The Provider is based in Canada and operates platforms serving clients internationally, particularly in the United States, United Kingdom, and across Africa, Europe, and the Asia-Pacific region.

When personal data is transferred across international borders, the Provider ensures appropriate safeguards are in place in accordance with applicable data protection law — including standard contractual clauses where required for transfers from the European Economic Area or United Kingdom.

Third-party service providers used by the Provider may be located in Canada, the United States, or the European Union. The Provider selects only service providers that meet adequate data protection standards for international transfer purposes.

Section 10 — Children's Data

Age Restrictions

The Provider's products and services are designed exclusively for business professionals and institutional builders aged 18 and over. The Provider does not knowingly collect personal data from individuals under the age of 18. If the Provider becomes aware that personal data from a minor has been collected, it will be deleted immediately.

If you believe that a minor has provided personal data to the Provider, please contact legal@euniceirewole.com immediately.

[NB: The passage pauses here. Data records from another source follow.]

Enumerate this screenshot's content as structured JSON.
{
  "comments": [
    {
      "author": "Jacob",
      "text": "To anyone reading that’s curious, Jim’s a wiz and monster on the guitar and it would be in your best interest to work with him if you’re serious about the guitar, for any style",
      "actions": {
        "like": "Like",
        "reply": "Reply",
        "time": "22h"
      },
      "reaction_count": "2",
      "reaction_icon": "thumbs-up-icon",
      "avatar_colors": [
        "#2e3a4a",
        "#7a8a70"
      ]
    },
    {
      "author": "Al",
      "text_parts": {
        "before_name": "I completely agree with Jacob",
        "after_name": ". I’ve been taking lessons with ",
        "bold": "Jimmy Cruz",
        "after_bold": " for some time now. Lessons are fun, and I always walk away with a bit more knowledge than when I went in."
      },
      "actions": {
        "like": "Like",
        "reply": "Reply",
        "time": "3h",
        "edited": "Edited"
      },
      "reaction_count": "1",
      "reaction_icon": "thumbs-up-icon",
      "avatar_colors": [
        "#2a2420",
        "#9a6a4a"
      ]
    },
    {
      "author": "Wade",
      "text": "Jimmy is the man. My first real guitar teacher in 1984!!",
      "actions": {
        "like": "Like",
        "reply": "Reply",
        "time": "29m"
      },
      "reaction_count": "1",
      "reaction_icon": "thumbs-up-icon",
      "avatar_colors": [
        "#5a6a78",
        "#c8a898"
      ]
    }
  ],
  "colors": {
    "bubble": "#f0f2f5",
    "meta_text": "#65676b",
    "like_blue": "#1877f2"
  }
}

Section 11 — Policy Updates

How This Policy May Change

The Provider reserves the right to update this Data & Privacy Policy at any time to reflect changes in applicable law, data practices, or business operations. The most current version will always be available at euniceirewole.com/legal.

Material changes to this policy will be communicated to Clients via email at least 14 days before the changes take effect. Continued use of the Provider's products and services after the effective date of any change constitutes acceptance of the updated policy.